4.3. Inlining

Inlining is the process of inserting code for a function at the point of call. Benefits:

  • Saves the overhead of a function call.

  • Allows the optimizer to optimize the function in the context of the surrounding code.

When an inline function is called, a copy of the C/C++ source code for the function is inserted at the point of the call. Inlining function expansion can speed up execution by eliminating function call overhead. This is particularly beneficial for very small functions that are called frequently or larger functions that are called very few times (once or twice). Function inlining involves a tradeoff between execution speed and code size, because the code is duplicated at each function call site.

Table 4.5 lists cycle counts for executing the function sequence in Listing 4.9 without and with inlining enabled.

foo1 calls foo2, which calls foo3 which in turn calls foo4. Using static enables the compiler to remove the function bodies after inlining. This reduces code size by removing the need to have more than one copy of the function.

Table 4.5 Comparing code execution times for Flash vs. RAM

Description

Cycles on F28004x

With –opt_level=3. Inlining disabled using –auto_inline=0

58

With –opt_level=3 (Inlining is enabled by default at this optimization level). The reduction in cycles is due to the elimination of call instructions and additional optimization opportunities from inlining.

19

Listing 4.9 Function call sequence used to illustrate benefits of inlining
 1
 2
 3
 4
 5
 6
 7
 8
 9
10
11
12
13
14
15
16
17
18
19
float foo1(float f1, float f2)
{
    return f1 * f2 + foo2(f1, f2);
}

static float foo2(float f1, float f2)
{
    return f1 * 2.0f - foo3(f1, f2);
}

static float foo3(float f1, float f2)
{
    return f2 * 4.0f - foo4(f1, f2);
}

static float foo4(float f1, float f2)
{
    return f1 * (f2 - f1);
}

There are different approaches to controlling the scope of inlining to manage the execution speed - code size tradeoff.
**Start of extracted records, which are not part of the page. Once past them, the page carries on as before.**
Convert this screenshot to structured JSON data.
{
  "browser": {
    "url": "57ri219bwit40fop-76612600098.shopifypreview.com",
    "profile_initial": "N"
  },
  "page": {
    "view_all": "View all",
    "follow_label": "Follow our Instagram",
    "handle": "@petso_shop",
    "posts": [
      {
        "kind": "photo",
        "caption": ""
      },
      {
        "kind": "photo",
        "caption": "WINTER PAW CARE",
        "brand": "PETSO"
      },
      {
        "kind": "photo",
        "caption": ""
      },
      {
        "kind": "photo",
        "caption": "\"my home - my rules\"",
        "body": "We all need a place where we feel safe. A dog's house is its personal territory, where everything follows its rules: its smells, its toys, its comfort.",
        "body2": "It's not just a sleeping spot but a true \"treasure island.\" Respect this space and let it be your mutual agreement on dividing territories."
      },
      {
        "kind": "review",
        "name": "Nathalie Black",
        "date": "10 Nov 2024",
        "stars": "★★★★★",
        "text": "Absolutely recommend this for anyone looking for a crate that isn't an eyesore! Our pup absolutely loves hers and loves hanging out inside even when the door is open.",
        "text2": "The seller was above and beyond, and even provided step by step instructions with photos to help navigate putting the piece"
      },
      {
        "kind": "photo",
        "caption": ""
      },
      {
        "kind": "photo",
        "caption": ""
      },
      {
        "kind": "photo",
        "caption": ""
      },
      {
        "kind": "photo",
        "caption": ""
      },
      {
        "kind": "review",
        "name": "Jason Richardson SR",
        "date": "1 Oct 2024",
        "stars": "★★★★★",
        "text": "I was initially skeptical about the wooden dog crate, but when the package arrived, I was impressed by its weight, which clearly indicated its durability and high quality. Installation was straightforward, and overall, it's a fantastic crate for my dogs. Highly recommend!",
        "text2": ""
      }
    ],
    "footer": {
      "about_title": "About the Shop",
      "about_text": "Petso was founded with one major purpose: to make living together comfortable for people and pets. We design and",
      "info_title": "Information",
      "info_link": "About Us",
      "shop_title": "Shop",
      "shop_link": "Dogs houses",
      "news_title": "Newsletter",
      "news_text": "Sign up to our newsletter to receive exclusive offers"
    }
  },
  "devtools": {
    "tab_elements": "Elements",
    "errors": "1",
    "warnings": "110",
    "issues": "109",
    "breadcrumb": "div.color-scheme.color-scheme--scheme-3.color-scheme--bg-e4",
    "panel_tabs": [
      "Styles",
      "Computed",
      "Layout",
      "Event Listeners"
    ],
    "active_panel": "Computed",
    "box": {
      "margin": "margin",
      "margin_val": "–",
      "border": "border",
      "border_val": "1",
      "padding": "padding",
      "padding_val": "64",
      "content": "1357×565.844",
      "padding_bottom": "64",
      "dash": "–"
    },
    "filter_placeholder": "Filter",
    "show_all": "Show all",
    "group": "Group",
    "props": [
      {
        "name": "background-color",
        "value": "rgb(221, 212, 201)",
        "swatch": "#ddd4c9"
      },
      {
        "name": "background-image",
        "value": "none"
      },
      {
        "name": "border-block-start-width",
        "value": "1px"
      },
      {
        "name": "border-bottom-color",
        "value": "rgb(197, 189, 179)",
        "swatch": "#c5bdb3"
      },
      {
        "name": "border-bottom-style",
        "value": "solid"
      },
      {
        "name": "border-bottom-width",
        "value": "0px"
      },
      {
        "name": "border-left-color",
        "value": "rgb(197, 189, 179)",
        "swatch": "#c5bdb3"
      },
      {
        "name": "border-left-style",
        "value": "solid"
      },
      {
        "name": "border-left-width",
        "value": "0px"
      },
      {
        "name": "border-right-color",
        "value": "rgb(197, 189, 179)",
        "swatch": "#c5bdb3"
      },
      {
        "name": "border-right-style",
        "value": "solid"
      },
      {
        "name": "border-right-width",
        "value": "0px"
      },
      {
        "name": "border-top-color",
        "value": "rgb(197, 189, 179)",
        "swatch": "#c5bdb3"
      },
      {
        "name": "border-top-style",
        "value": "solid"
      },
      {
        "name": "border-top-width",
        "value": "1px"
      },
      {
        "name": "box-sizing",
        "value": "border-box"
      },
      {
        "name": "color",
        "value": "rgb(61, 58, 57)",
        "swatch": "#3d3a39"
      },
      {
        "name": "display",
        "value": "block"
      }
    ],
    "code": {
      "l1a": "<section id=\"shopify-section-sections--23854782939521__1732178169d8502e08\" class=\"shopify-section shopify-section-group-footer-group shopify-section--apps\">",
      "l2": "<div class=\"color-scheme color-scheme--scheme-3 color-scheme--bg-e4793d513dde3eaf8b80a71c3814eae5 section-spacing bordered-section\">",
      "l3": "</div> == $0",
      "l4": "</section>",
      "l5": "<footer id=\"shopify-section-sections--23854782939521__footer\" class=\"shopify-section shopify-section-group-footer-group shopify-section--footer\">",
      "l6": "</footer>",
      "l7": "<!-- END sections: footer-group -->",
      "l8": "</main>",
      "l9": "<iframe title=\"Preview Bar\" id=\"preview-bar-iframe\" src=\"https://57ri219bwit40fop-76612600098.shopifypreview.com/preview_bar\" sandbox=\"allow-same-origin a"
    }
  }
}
  • If the project is compiled with --opt_level=3 (-O3) or higher.

    -O3 has the side effect of enabling inlining across all the files in the project and can result in a significant code size increase. Use --auto_inline=[size] with --opt_level=3 to place a limit on the size of the functions that are inlined. If required, inlining can be disabled at -O3 using --auto_inline=0 or -oi0. Refer to the TMS320C28x Optimizing C/C++ Compiler User’s Guide, Section 3.5, “Automatic Inline Expansion (–auto_inline Option)” for details.

  • If the project is compiled with --opt_level=1 or --opt_level=2

    Use static inline on specific functions that would benefit from being inlined into call sites.

  • To enforce inlining irrespective of optimization level, use either the attribute always_inline or the pragma FUNC_ALWAYS_INLINE.

Refer to the TMS320C28x Optimizing C/C++ Compiler User’s Guide, Section 2.11, “Using Inline Function Expansion” for details.